A collection of scripts used to create workloads with access times given times distributions and an input access trace

Primary LanguagePython

access-times-trace-generator

This repository holds two easy to use scripts, that are used to generate traces of requests from different formats into a consistent format which includes access times for each request in the original trace.

Types of input traces

Wikipedia traces

These traces are taken from wikibench.

Memory addresses and Numeric key based traces

Supported formats

  • gradle - key is hex number on first field in line with fields seprated by spaces
  • address - address is hex number on second field in line with fields seprated by spaces
  • arc - address is number on first field and size in bytes is second field in line with fields seprated by spaces, the two fields are used to create blocks starting at diffrent addresses, this is the format used by trace in the ARC paper
  • oltp - key is number on first field in line with fields seprated by commas
  • lirs - key is number and is the only data in the line

Where to download traces

This is a partial list, more can be found online at public traces repository:

Usage of Wikipedia script

Before running the script you need to place the input traces from wikibench in the input directory.

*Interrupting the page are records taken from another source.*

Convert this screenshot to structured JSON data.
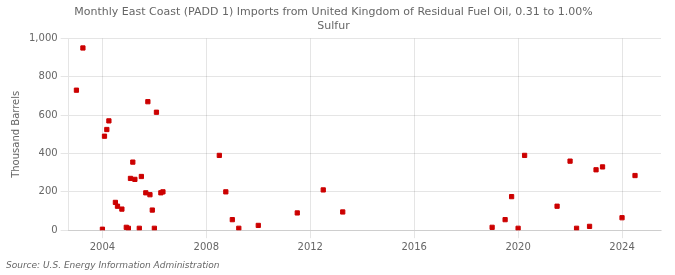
{
  "chart_data": {
    "type": "scatter",
    "title": "Monthly East Coast (PADD 1) Imports from United Kingdom of Residual Fuel Oil, 0.31 to 1.00%\nSulfur",
    "ylabel": "Thousand Barrels",
    "annotations": [
      "Source: U.S. Energy Information Administration"
    ],
    "color": "#cc0000",
    "marker": "square",
    "grid": true,
    "xlim": [
      2002.7,
      2025.5
    ],
    "ylim": [
      0,
      1000
    ],
    "xticks": [
      2004,
      2008,
      2012,
      2016,
      2020,
      2024
    ],
    "yticks": [
      0,
      200,
      400,
      600,
      800,
      {
        "value": 1000,
        "label": "1,000"
      }
    ],
    "x": [
      2003.0,
      2003.25,
      2004.0,
      2004.08,
      2004.17,
      2004.25,
      2004.5,
      2004.58,
      2004.75,
      2004.92,
      2005.0,
      2005.08,
      2005.17,
      2005.25,
      2005.42,
      2005.5,
      2005.67,
      2005.75,
      2005.83,
      2005.92,
      2006.0,
      2006.08,
      2006.25,
      2006.33,
      2008.5,
      2008.75,
      2009.0,
      2009.25,
      2010.0,
      2011.5,
      2012.5,
      2013.25,
      2019.0,
      2019.5,
      2019.75,
      2020.0,
      2020.25,
      2021.5,
      2022.0,
      2022.25,
      2022.75,
      2023.0,
      2023.25,
      2024.0,
      2024.5
    ],
    "values": [
      730,
      950,
      5,
      490,
      525,
      570,
      145,
      125,
      110,
      15,
      10,
      270,
      355,
      265,
      10,
      280,
      195,
      670,
      185,
      105,
      10,
      615,
      195,
      200,
      390,
      200,
      55,
      10,
      25,
      90,
      210,
      95,
      15,
      55,
      175,
      10,
      390,
      125,
      360,
      10,
      20,
      315,
      330,
      65,
      285
    ]
  }
}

Then you need to update the wiki-trace-maker.py file for your wanted paramters.

TODO: add command line arguments to control parameters

The required changes are in the following lines

biases = [[0.8,0.15,0.05]] 
ranges = [(10,31),(120,181),(350,451)]] 
for wikifile in ['wiki1190207720']:
    ...
  1. In the wiki files list enter the strings of the file names you downloaded and placed in the input directory.
  2. In the biases list put the ratio of each range of times from the ranges found in the ranges list at the same index.

For example in the code above:

  • 80% of the requests will be fetched in times in the range 10ms - 30ms
  • 15% of the requests will be fetched in times in the range 120ms - 180ms
  • 5% of the requests will be fetched in times in the range 350ms - 450ms

Then you can run the following:

python3 wiki-trace-maker.py

Usage of other script

Run:

python3 paper-storage-script.py

To generate GCC example trace with access times based on SSD and HDD.

You can change the input files, formats and times distributions easily in the file paper-storage-script.py.

In order to add new types of Drives to be used you may edit the dictionary found at the top of the address-trace-maker.py file.